Vücudun kendisini toksiklerden arındırması için yılın belli dönemlerinde 10 saat gibi bir süre hiçbir şey yemeyip içmemek bedene çok iyi gelen bir durum.
Dini olarak yapmasanız da öğünleri ertelemek diye de tanımlayıp uygulayabilirsiniz.
Oruç tutmak, ruhu ve bedeni dünyevi isteklerden uzak tutmak, nefsi terbiye etmek ve nimetlere şükr etmek diye tanımlayacak olursak. Aslında gerçeğin tam da böyle olmadığını söyleyebiliriz. Madalyonun diğer tarafında bambaşka bir durum ortaya çıkıyor.
Şöyle ki, Oruç tutan herhangi bir insan, kendini dünyevi haz ve isteklerden uzak tutarken bir taraftan farkında olmadan bu isteklere karşı normal bir insandan daha fazla değer biçmek durumunda kalır. Yani bir insan, oruç tutup suyun, ekmegin değerini anlamak, nefsi terbiye etmek isterken bir taraftan, açlığın, susuzluğun vs. etkisiyle zihninde bunlara karşı fazladan bir değer yargısı oluşturur.

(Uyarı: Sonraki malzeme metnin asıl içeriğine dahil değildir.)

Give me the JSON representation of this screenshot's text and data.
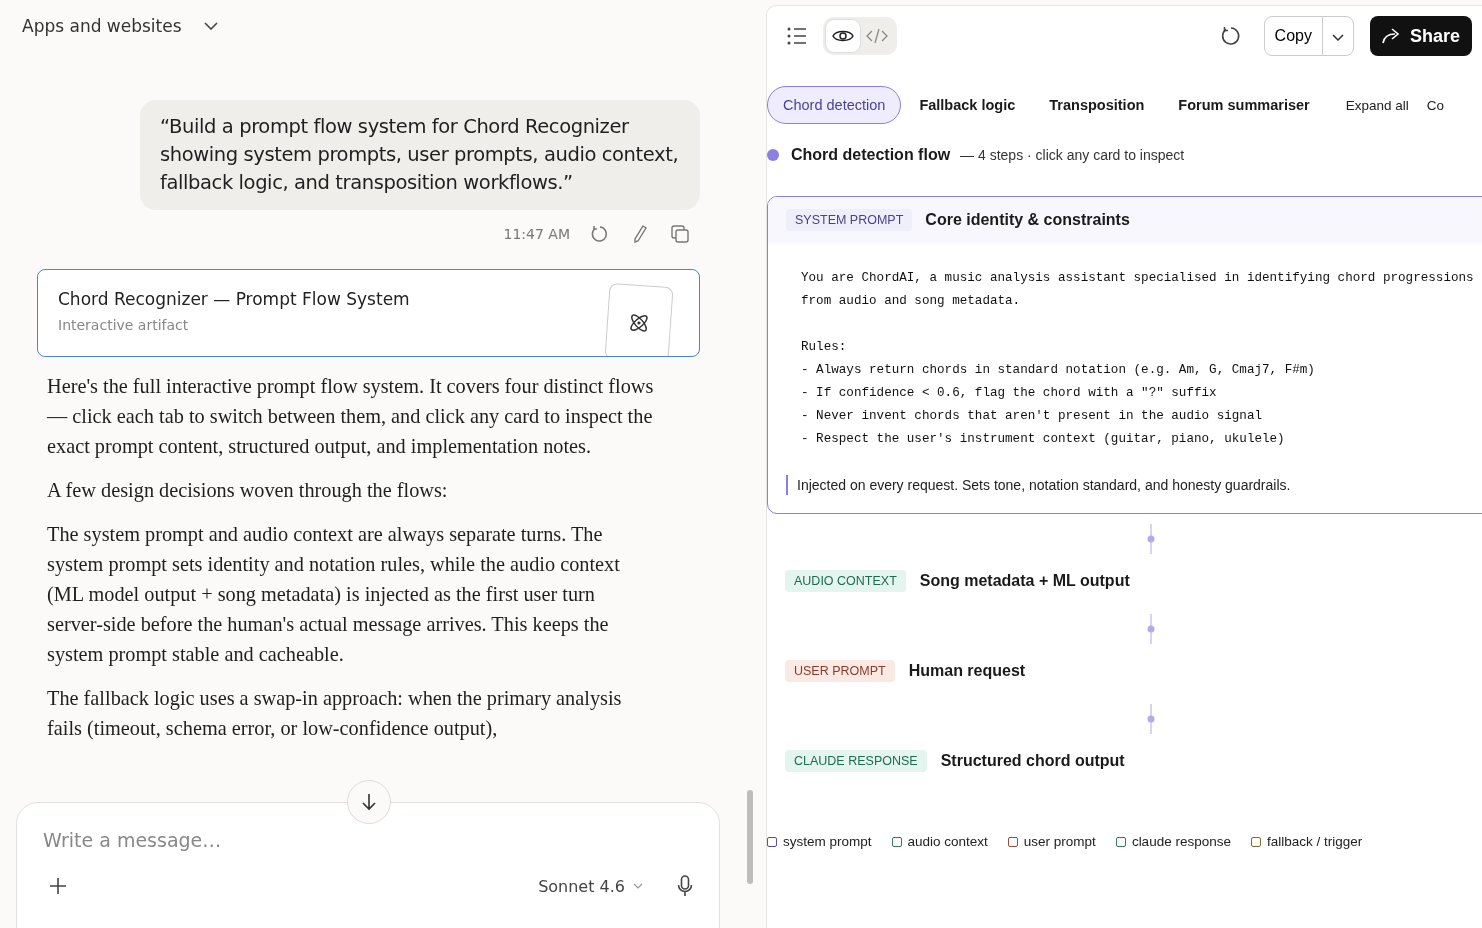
{
  "header": {
    "title": "Apps and websites"
  },
  "user_message": {
    "text": "“Build a prompt flow system for Chord Recognizer showing system prompts, user prompts, audio context, fallback logic, and transposition workflows.”",
    "time": "11:47 AM"
  },
  "artifact_card": {
    "title": "Chord Recognizer — Prompt Flow System",
    "subtitle": "Interactive artifact"
  },
  "assistant_paragraphs": [
    "Here's the full interactive prompt flow system. It covers four distinct flows — click each tab to switch between them, and click any card to inspect the exact prompt content, structured output, and implementation notes.",
    "A few design decisions woven through the flows:",
    "The system prompt and audio context are always separate turns. The system prompt sets identity and notation rules, while the audio context (ML model output + song metadata) is injected as the first user turn server-side before the human's actual message arrives. This keeps the system prompt stable and cacheable.",
    "The fallback logic uses a swap-in approach: when the primary analysis fails (timeout, schema error, or low-confidence output),"
  ],
  "composer": {
    "placeholder": "Write a message…",
    "model": "Sonnet 4.6"
  },
  "artifact_toolbar": {
    "view_toggles": [
      {
        "kind": "preview",
        "selected": true
      },
      {
        "kind": "code",
        "selected": false
      }
    ],
    "copy": "Copy",
    "share": "Share"
  },
  "tabs": [
    {
      "label": "Chord detection",
      "selected": true
    },
    {
      "label": "Fallback logic",
      "selected": false
    },
    {
      "label": "Transposition",
      "selected": false
    },
    {
      "label": "Forum summariser",
      "selected": false
    }
  ],
  "actions": [
    "Expand all",
    "Co"
  ],
  "flow": {
    "title": "Chord detection flow",
    "subtitle": "— 4 steps · click any card to inspect",
    "color": "#8b80e0"
  },
  "steps": [
    {
      "badge": "SYSTEM PROMPT",
      "title": "Core identity & constraints",
      "color": "#efeefb",
      "expanded": true,
      "code": "You are ChordAI, a music analysis assistant specialised in identifying chord progressions\nfrom audio and song metadata.\n\nRules:\n- Always return chords in standard notation (e.g. Am, G, Cmaj7, F#m)\n- If confidence < 0.6, flag the chord with a \"?\" suffix\n- Never invent chords that aren't present in the audio signal\n- Respect the user's instrument context (guitar, piano, ukulele)",
      "note": "Injected on every request. Sets tone, notation standard, and honesty guardrails."
    },
    {
      "badge": "AUDIO CONTEXT",
      "title": "Song metadata + ML output",
      "color": "#e3f5ee",
      "expanded": false
    },
    {
      "badge": "USER PROMPT",
      "title": "Human request",
      "color": "#fbeae4",
      "expanded": false
    },
    {
      "badge": "CLAUDE RESPONSE",
      "title": "Structured chord output",
      "color": "#e3f5ee",
      "expanded": false
    }
  ],
  "legend": [
    {
      "label": "system prompt",
      "color": "#5a4fa8"
    },
    {
      "label": "audio context",
      "color": "#2f7a62"
    },
    {
      "label": "user prompt",
      "color": "#9a4a3a"
    },
    {
      "label": "claude response",
      "color": "#2f7a62"
    },
    {
      "label": "fallback / trigger",
      "color": "#8a6a30"
    }
  ]
}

Bu değer yargısı da, hepimizin sandığı gibi açların, fakirlerin durumunu anlamak veya nefsini terbiye edip nimetlerin kıymetini bilmek değil de, ruhun ve bedenin isteklerine keskin bir şekilde set çekerek, nefsi daha iştahlı ve daha savunmasız hale getiriyor.
Siz buna, bir ay oruç tutup, 11 ay iftar sofrasında oturmak da diyebilirsiniz. Ne mutlu ki, aklıyla düşünenlere.
aslında tam olarak fakirleri anlamak değildir. işin içinde o da vardır ama bu kadar basit değil daha kapsamlıdır. asıl amaç nefsi kırmak ve terbiye etmektir. nefsini terbiye eden insan da zaten fakiri anlar yardım eder.
sadece sabretmek değil, ayrıca dayanışma, yardımlaşma ve akraba ilişkilerini güçlendirme olarak bakılırsa sosyal ilişkileri kuvvetlendiren bir durum olarak da bakılabilir.
saymakla bitmez, insan bedenine faydaları aşikardır. manevi olarak da bir çok güzellik müjdelenmektedir. Lakin meseleyi çarpıtarak tutmamaya mazeret aramak ise cahilliğin dik alasıdır.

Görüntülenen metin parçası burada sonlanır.